INICIAR SESIÓNLara acordou com o corpo ainda marcado pelo fantasma do beijo da noite anterior. O calor da boca de Enzo, a pressão firme de sua mão na nuca, o modo como ela havia se derretido contra ele... Por um segundo traiçoeiro, um arrepio de desejo percorreu sua espinha.
Então o celular vibrou. E vibrou. E vibrou.
Centenas de notificações. Milhares.
Ela abriu o primeiro link com os dedos gelados. O vídeo estava em todos os lugares. Nítido. Íntimo. Indecente. O ângulo era perfeito, capturado como se alguém soubesse exatamente onde se posicionar. Via-se claramente a mão de Enzo segurando sua nuca como se fosse dona dela, o modo como seu corpo traidor se moldava ao dele, o gemido abafado que escapara de sua garganta.
O título da matéria mais compartilhada do país estampava em letras garrafais:
“Herdeira falida se vende para bilionário Enzo Ravelli em troca de proteção e dinheiro”
O celular escorregou de sua mão e caiu no tapete. Lara mal conseguia respirar. Os comentários eram um massacre:
“Coitada?
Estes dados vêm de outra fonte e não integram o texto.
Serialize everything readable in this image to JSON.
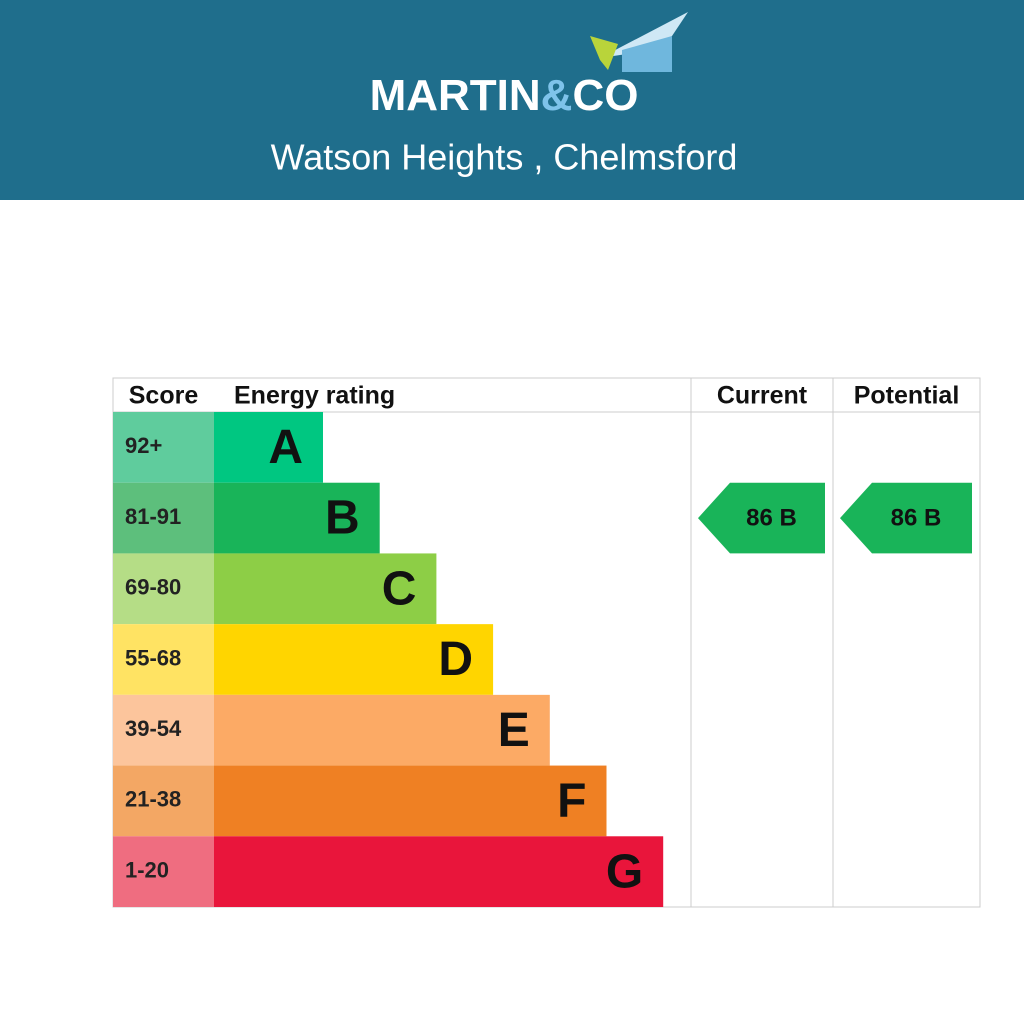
{
  "header": {
    "logo": [
      "MARTIN",
      "&",
      "CO"
    ],
    "subtitle": "Watson Heights , Chelmsford"
  },
  "table": {
    "columns": [
      "Score",
      "Energy rating",
      "Current",
      "Potential"
    ],
    "bands": [
      {
        "score": "92+",
        "letter": "A",
        "color": "#00c781",
        "score_color": "#5fcc9d"
      },
      {
        "score": "81-91",
        "letter": "B",
        "color": "#19b459",
        "score_color": "#5dbf7c"
      },
      {
        "score": "69-80",
        "letter": "C",
        "color": "#8dce46",
        "score_color": "#b5dd86"
      },
      {
        "score": "55-68",
        "letter": "D",
        "color": "#ffd500",
        "score_color": "#ffe363"
      },
      {
        "score": "39-54",
        "letter": "E",
        "color": "#fcaa65",
        "score_color": "#fcc59c"
      },
      {
        "score": "21-38",
        "letter": "F",
        "color": "#ef8023",
        "score_color": "#f3a764"
      },
      {
        "score": "1-20",
        "letter": "G",
        "color": "#e9153b",
        "score_color": "#ef6d80"
      }
    ],
    "current": {
      "label": "86 B",
      "band": 1,
      "color": "#19b459"
    },
    "potential": {
      "label": "86 B",
      "band": 1,
      "color": "#19b459"
    }
  }
}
Kkkk oportunista barata.”
“Pobretona abriu as pernas e resolveu a vida.”
“Primeiro a família, agora o bilionário. Clássico.”
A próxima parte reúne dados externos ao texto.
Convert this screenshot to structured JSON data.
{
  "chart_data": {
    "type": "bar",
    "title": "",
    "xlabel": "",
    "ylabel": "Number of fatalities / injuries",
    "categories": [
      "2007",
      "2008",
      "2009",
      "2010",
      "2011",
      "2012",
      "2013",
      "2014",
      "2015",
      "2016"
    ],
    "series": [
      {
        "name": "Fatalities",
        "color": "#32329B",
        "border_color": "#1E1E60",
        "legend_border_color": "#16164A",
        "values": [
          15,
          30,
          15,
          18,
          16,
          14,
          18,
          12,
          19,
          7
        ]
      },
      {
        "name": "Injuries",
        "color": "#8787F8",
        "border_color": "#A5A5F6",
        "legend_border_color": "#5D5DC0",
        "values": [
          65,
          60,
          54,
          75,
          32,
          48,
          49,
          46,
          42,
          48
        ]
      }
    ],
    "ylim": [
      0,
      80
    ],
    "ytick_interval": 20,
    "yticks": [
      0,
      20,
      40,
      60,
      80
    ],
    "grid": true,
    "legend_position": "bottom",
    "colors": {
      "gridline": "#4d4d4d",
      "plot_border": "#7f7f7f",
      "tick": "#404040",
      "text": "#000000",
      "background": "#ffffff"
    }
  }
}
“Alguém salva o Enzo dessa vadia interesseira.”
A náusea subiu violenta. Lara correu para o banheiro e vomitou até não restar nada. Quando voltou, cambaleante, o telefone fixo do apartamento tocou.
Era a secretária de Enzo.
— Senhorita Ventura, o senhor Ravelli pediu que não saia do quarto por enquanto. Ele está resolvendo tudo.
Resolvendo tudo.
A frase tinha gosto de cinzas. Como se fosse possível apagar o que o Brasil inteiro já havia consumido.
Lara ligou a televisão com as mãos trêmulas e lá estava ela.
Helena Ventura, maquiada impecavelmente, olhos marejados, sentada no sofá de um famoso programa matinal. A legenda dizia: “Mãe de Lara Ventura quebra o silêncio”.
— Eu criei minha filha com valores cristãos — soluçava Helena, limpando uma lágrima que Lara sabia ser completamente falsa. — Mas depois da morte do pai dela, ela se perdeu. Se vendeu para aquele homem poderoso. Eu implorei para ela não fazer isso... mas Lara sempre escolheu o caminho mais fácil. Vender o próprio corpo para pagar as dívidas da família... é uma vergonha que eu vou carregar para sempre.
O apresentador balançava a cabeça com falsa compaixão. O chat do programa explodia em emojis de corações partidos e “coitada da mãe”.
Lara sentiu o chão sumir.
A traição era tão profunda, tão perfeita, tão cruel, que ela nem conseguiu chorar. Apenas ficou parada no centro do quarto, abraçando o próprio corpo como se tentasse impedir que ele se desmanchasse ali mesmo.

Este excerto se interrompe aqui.